- Born: 12 June 1971
- Died: 24 February 2004 (aged 32)
- Occupation: Student leader

= Rajiv Goswami =

Indian activist (1971–2004)

Rajiv Goswami (12 June 1971 – 24 February 2004) was an Indian activist and a former commerce student at the Deshbandhu College, Delhi University who came into prominence when he attempted self-immolation on 19 September 1990 to protest against Prime Minister V. P. Singh's implementation of the Mandal Commission recommendations for job reservations for backward castes in India. Goswami spearheaded a formidable movement against the Mandal Commission and his act of self-immolation led to larger protests and a series of self-immolations by college students throughout India. During Mandal commission agitation, the AIIMS intersection in Delhi was temporarily renamed by students to Rajiv Chowk in a celebration of his act.

Subsequently, he was elected to the position of the Delhi University Students Union president. He later gave up active politics due to health problems and started his own business. In the following years he was frequently in and out of hospitals because of severe health complications resulting from his self-immolation bid.

== Personal life ==
Rajiv Goswami was the only son of Madan Lal, a clerk in the Indian Postal Department, and belonged to a middle-class Punjabi Brahmin family with six sisters.

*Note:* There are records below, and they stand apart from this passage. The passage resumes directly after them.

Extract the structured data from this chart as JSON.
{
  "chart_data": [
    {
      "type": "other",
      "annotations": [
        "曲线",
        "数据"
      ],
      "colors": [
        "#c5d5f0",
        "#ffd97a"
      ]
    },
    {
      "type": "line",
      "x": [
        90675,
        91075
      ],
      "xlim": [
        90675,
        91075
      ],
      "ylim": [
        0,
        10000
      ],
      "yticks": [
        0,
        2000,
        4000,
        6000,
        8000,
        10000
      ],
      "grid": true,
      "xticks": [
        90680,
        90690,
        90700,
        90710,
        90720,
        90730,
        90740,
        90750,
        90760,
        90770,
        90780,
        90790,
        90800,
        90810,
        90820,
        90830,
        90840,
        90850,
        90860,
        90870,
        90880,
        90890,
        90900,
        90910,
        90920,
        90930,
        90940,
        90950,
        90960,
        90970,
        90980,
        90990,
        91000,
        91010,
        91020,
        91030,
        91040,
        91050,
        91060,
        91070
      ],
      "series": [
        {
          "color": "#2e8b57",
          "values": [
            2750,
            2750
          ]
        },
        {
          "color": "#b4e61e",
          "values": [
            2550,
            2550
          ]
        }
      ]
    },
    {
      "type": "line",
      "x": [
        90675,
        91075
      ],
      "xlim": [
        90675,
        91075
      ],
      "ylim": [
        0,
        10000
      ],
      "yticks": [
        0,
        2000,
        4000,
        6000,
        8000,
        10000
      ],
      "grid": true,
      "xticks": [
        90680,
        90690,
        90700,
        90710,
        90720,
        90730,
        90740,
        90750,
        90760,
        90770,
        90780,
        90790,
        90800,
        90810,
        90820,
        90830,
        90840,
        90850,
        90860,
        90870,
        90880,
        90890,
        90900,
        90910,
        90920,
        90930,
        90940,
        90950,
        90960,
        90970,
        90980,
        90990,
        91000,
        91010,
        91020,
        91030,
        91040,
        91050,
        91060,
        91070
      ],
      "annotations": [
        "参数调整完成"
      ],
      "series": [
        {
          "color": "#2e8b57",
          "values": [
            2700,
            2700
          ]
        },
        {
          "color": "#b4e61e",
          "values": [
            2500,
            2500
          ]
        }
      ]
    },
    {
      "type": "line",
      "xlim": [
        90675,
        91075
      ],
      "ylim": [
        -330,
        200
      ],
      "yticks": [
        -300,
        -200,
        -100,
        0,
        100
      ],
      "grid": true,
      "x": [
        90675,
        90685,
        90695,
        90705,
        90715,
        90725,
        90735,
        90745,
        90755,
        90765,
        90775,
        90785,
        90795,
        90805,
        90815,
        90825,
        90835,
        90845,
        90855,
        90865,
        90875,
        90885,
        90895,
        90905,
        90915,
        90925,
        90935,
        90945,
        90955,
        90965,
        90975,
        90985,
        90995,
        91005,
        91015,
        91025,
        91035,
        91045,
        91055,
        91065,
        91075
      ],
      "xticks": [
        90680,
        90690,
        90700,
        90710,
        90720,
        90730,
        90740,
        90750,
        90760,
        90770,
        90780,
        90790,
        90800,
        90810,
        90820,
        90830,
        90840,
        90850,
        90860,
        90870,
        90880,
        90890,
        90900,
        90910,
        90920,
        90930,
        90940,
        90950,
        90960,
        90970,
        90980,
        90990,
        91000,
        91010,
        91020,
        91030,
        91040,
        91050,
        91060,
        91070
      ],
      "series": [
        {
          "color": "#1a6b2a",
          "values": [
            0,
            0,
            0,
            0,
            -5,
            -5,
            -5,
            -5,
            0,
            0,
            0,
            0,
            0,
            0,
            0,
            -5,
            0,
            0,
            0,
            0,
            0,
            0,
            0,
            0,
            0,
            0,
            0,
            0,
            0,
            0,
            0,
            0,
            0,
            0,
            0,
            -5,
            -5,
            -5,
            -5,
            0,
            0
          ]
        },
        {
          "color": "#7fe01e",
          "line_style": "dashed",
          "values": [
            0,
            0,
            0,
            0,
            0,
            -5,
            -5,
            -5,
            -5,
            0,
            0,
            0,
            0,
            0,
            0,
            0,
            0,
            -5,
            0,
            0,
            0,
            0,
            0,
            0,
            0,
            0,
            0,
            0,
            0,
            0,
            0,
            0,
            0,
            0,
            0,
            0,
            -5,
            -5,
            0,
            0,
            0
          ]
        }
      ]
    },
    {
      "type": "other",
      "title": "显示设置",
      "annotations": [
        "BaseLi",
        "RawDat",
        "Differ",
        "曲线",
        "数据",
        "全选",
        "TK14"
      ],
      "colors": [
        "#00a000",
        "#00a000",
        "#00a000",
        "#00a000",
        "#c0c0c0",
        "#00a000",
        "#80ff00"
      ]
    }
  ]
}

He was a resident of Gomti Apartments at Kalkaji in New Delhi. While at Deshbandhu College, a constituent institution of the University of Delhi, Goswami engaged in student politics as a member of the Delhi University Students' Union (DUSU) central panel.

He died on 24 February 2004 at the age of 32 in Holy Family Hospital Okhla, New Delhi. His mother, Nandrani Goswami, was one of the speakers at anti reservation protests in 2006.